リトビンネンコ事件に関して、ふたりの人物が浮かび上がっている。ルゴーヴィとコフトゥンのふたりである。彼らはかつてのリトビンスキイの同僚であった。同時にかつてのリトビネンコのスポンサーともいえるベレゾフスキイに対しての疑いもでてきている。

「論拠と事実」の論調を見ていると、ヨーロッパのプーチンが仕掛けた犯罪だという風潮に対して、反プーチン派が仕掛けたものだというように持っていきたいような気がする。

彼らの黄金の半分は

読者の質問に答えるかたちで、ロシアの富豪の奥さんの経歴、どこで夫と出会ったかについて。 例えばアブラモビッチの奥さんの経歴は、スチュワーデス専門学校卒、仕事もスチュワーデス、アブラモビッチと出会ったのも飛行機のなかだという。子供は5人。メジュプロムバンクの頭取の奥さんは、オペラ・バレエ劇場の俳優で、ベレメエンコとは「雪の女王」美人コンテストで出会ったという。

ヒルズ族とたいして変わらないね。

デニス・マツエフがドゥーロフおじいちゃんの役を

芸術アカデミー「クリトゥーラ(文化)」のスターたちが、モスクワのサーカス場のアリーナで、特別演し物を演じた。
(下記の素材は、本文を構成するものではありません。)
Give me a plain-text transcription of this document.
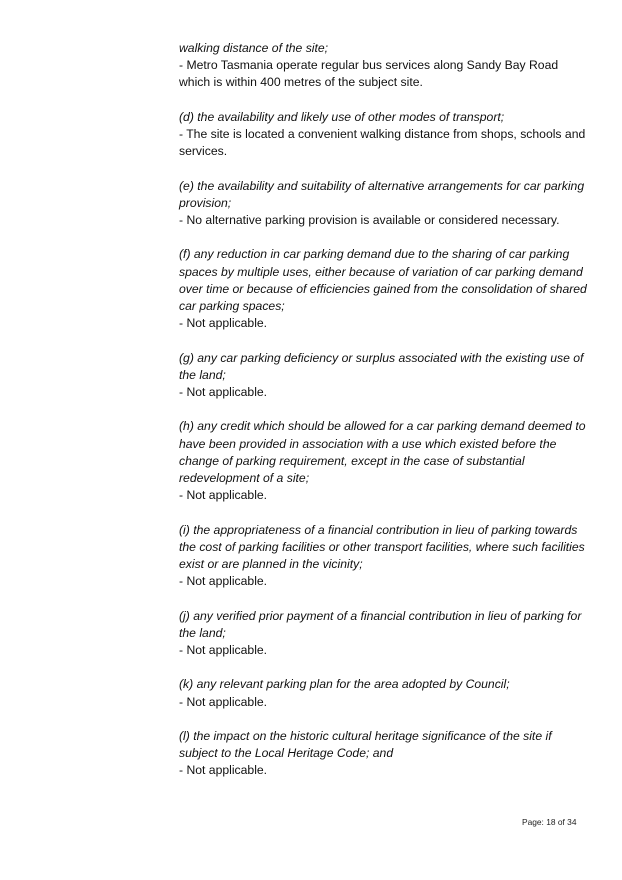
walking distance of the site;
- Metro Tasmania operate regular bus services along Sandy Bay Road which is within 400 metres of the subject site.
(d) the availability and likely use of other modes of transport;
- The site is located a convenient walking distance from shops, schools and services.
(e) the availability and suitability of alternative arrangements for car parking provision;
- No alternative parking provision is available or considered necessary.
(f) any reduction in car parking demand due to the sharing of car parking spaces by multiple uses, either because of variation of car parking demand over time or because of efficiencies gained from the consolidation of shared car parking spaces;
- Not applicable.
(g) any car parking deficiency or surplus associated with the existing use of the land;
- Not applicable.
(h) any credit which should be allowed for a car parking demand deemed to have been provided in association with a use which existed before the change of parking requirement, except in the case of substantial redevelopment of a site;
- Not applicable.
(i) the appropriateness of a financial contribution in lieu of parking towards the cost of parking facilities or other transport facilities, where such facilities exist or are planned in the vicinity;
- Not applicable.
(j) any verified prior payment of a financial contribution in lieu of parking for the land;
- Not applicable.
(k) any relevant parking plan for the area adopted by Council;
- Not applicable.
(l) the impact on the historic cultural heritage significance of the site if subject to the Local Heritage Code; and
- Not applicable.
Page: 18 of 34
サーカス場の中で芝居をやったというのではなく、サーカスの演し物をサーカス場でやったということらしい。

 

2006年12月52号

リトビネンコ事件

直接リトビネンコ事件に関しての容疑ではないが、先週日曜日にナポリ空港でマリオ・スカラメッラが逮捕されたことが注目されている。彼はリトビネンコが毒殺された日に会ったうちのひとりである。 さらにこの記事ではアメリカ、イギリス、ドイツなどのマスコミがこの事件をどのように報じているかについても報告している。

アンケート 一番信頼できる政治家

500人を対象として、5〜6人選んでもらう。
 プーチン 25.3%
 メドベージェフ 12.8%
 ショイグ 8.7%
 イワノフ 8%
 ミラノフ 5.4%
 フラドコフ 3.9%
 ジリノフスキイ 3.7%

確かにプーチンが一番信頼できる政治家に選ばれてはいるが、思ったより支持率が低いような気もする。

シンボルの役で

3年前にドゥーロフ動物劇場に見ず知らずの人から電話があり、誕生日に豚をフレゼントしてくれるというのだが、これをいらないかという話しだった。このブタはドゥーシャと名づけられ、劇場でいまも元気に出演している。

来年の干支にちなんでの話題かも・・・

信じられないけど、事実

小さいコラムの欄に、写真入りで、かつて「フォーブス」で世界一の金持ちとしてとりあげられた71才の堤義明が、詐欺罪で有罪となったという紹介。

詐欺罪ではなかったような気がするが、要はそういうことなのだろうな。

初演と演出家

モスクワ中央人形劇場の演出家エカテリーナ・オブラスツォーワのコメント。 今年は劇場創立75周年、セルゲイ・オブラスツォフ生誕105周年のシーズンにあたっている。これを記念して人形劇フェスティバルを実施した。新作について。また弟のピョートルと一緒に「あたりまえでないオブラスツォフ」という本もだした。

オブラスツォフの名作「めずらしいコンサート」(日本公演の時にはこのタイトルで上演された)の原題は、「あたりまえでないコンサート」。それにちなんだ本のタイトルなのだろう。この作品は何度も見たが、本当に傑作人形劇である。人形劇のカバレットとでもいえるかもしれない。